Os compositores às chamavam trio-sonatas; referindo-se às três linhas de música
realmente impressas (os dois violinos e o baixo cifrado), embora de fato fossem
necessários quatro executantes.
Às vezes um dos violinos, ou ambos, eram substituídos por flautas ou óboes, e há sonatas
que foram escritas para um só instrumento melódico, ao lado de um contínuo.
A sonata barroca poderia ser de duas espécies: a sonata de câmara, destinada a pequenas
salas, e a de chiesa (de igreja), na qual os instrumentos contínuos provavelmente eram o
órgão e, talvez, o fagote.
Os dois tipos normalmente constituíam em quatro movimentos, quase sempre na mesma
tonalidade, mas com andamentos contrastantes (lento-rápido-lento-rápido). Em geral, os
movimentos tinham a forma binária. A sonata de câmara era praticamente uma suíte e,
como tal, incluía danças. Já a de igreja tinha caráter mais sério, com os movimentos mais
rápidos muitas vezes escritos em estilo de fuga.
Concerto Grosso

Uma das formas mais


interessantes da música barroca é o concerto, palavra que tanto pode ter vindo do italiano
no sentido de “consonância”, quanto do significado original latino que significa
“disputa”. A idéia do concerto remonta a Renascença, sua semente está nas peças
policorais escritas por compositores como Gabrielli. As idéias de oposição e contraste
acentuado levaram à concepção do concerto grosso barroco. Neste, os compositores
opunham dois grupos instrumentais: um pequeno grupo de solistas chamado concertino
(em geral constituídos por dois violinos e um violoncelo), contra uma orquestra de cordas
conhecida por ripieno (pleno) ou tutti (todos os instrumentos juntos).
O cravo ou órgão contínuo era, também, usado para enriquecer a tessitura do ripieno,
além de fornecer as harmonias de apoio para os instrumentos do concertino quando estes
executavam as suas partes.

Concerto solo
Do concerto grosso nasceu o concerto solo, no qual um único instrumento é lançado
contra a massa de uma orquestra de cordas.
Essa ideia de oposição, com o decorrer dos anos, fortaleceu-se ainda mais, e o compositor
frequentemente fornecia ao solista algumas passagens difíceis e expressivas. Quase
sempre os concertos solo eram compostos de três movimentos (rápido-lento-rápido). Os
dois movimentos rápidos apresentam-se na forma ritornelo. Essa palavra quer dizer
retorno e, no caso refere-se ao tema principal, que era tocado pela orquestra no princípio
do movimento, voltando depois mais ou menos completo, após as partes de solo, tocadas
com pequeno apoio orquestral.
Os compositores marcavam as seções de ritornello com a palavra tutti (todos), de modo
que o esquema básico na forma de ritornello seria: tutti1-solo1-tutti2-solo2-tutti3-solo3.

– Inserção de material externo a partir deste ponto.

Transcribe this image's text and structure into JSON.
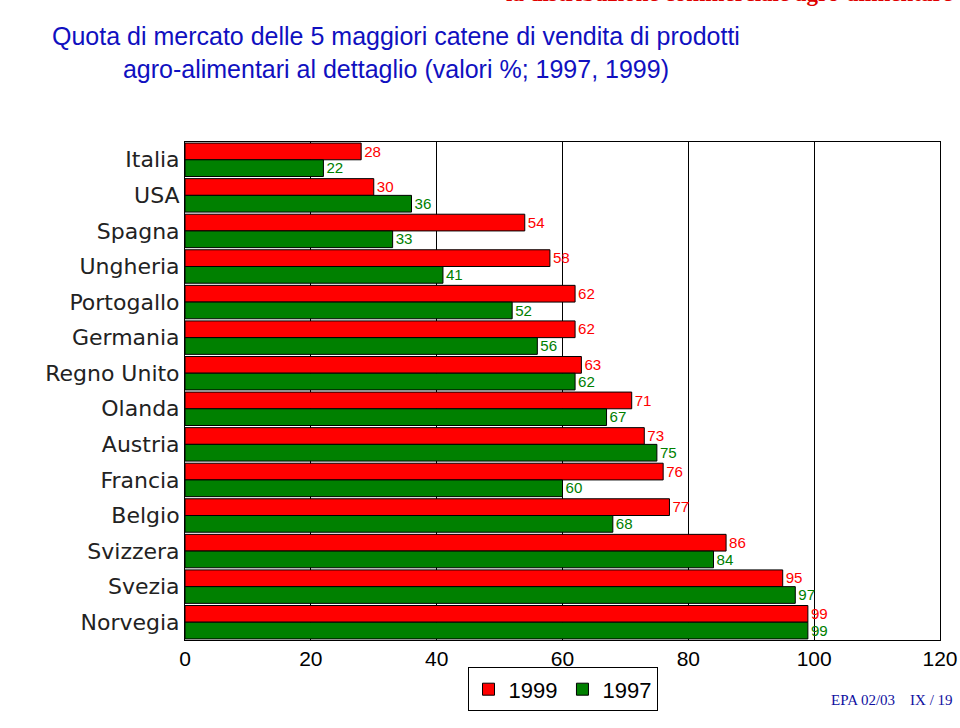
{
  "chart_data": {
    "type": "bar",
    "orientation": "horizontal",
    "subtitle": "la distribuzione commerciale agro-alimentare",
    "title": [
      "Quota di mercato delle 5 maggiori catene di vendita di prodotti",
      "agro-alimentari al dettaglio (valori %; 1997, 1999)"
    ],
    "annotations": [
      "EPA 02/03",
      "IX / 19"
    ],
    "categories": [
      "Italia",
      "USA",
      "Spagna",
      "Ungheria",
      "Portogallo",
      "Germania",
      "Regno Unito",
      "Olanda",
      "Austria",
      "Francia",
      "Belgio",
      "Svizzera",
      "Svezia",
      "Norvegia"
    ],
    "series": [
      {
        "name": "1999",
        "color": "#ff0000",
        "values": [
          28,
          30,
          54,
          58,
          62,
          62,
          63,
          71,
          73,
          76,
          77,
          86,
          95,
          99
        ]
      },
      {
        "name": "1997",
        "color": "#008000",
        "values": [
          22,
          36,
          33,
          41,
          52,
          56,
          62,
          67,
          75,
          60,
          68,
          84,
          97,
          99
        ]
      }
    ],
    "xlim": [
      0,
      120
    ],
    "xticks": [
      0,
      20,
      40,
      60,
      80,
      100,
      120
    ],
    "grid": true,
    "legend": "bottom",
    "data_labels": true
  }
}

A música barroca é toda música ocidental correlacionada com a época


cultural homônima na Europa, que vai desde o surgimento da ópera por
Claudio Monteverdi no século XVII, até à morte de Johann Sebastian Bach,
em 1750.

Trata-se de uma das épocas musicais de maior extensão, fecunda,


revolucionária e importante da música ocidental, e provavelmente
também a mais influente. As características mais importantes são o uso
do baixo contínuo, do contraponto e da harmonia tonal, em oposição aos
modos gregorianos até então vigente. Na realidade, trata-se do
aproveitamento de dois modos: o modo jônico (modo "maior") e o modo
eólio (modo "menor").

Do Período Barroco na música surgiu o desenvolvimento tonal, como os


tons dissonantes por dentro das escalas diatônicas como fundação para
as modulações dentro de uma mesma peça musical; enquanto em
períodos anteriores, usava-se um único modo para uma composição
inteira causando um fluir incidentalmente consonante e homogêneo da
polifonia. Durante a música barroca, os compositores e intérpretes
usaram ornamentação musical mais elaboradas e ao máximo, nunca
usada tanto antes ou mais tarde noutros períodos, para elaborar suas
ideias; fizeram mudanças indispensáveis na notação musical, e
desenvolveram técnicas novas instrumentais, assim como novos
instrumentos. A música, no Barroco, expandiu em tamanho, variedade e
complexidade de performance instrumental da época, além de também
estabelecer inúmeras formas musicais novas, como a ópera. Inúmeros
termos e conceitos deste Período ainda são usados até hoje.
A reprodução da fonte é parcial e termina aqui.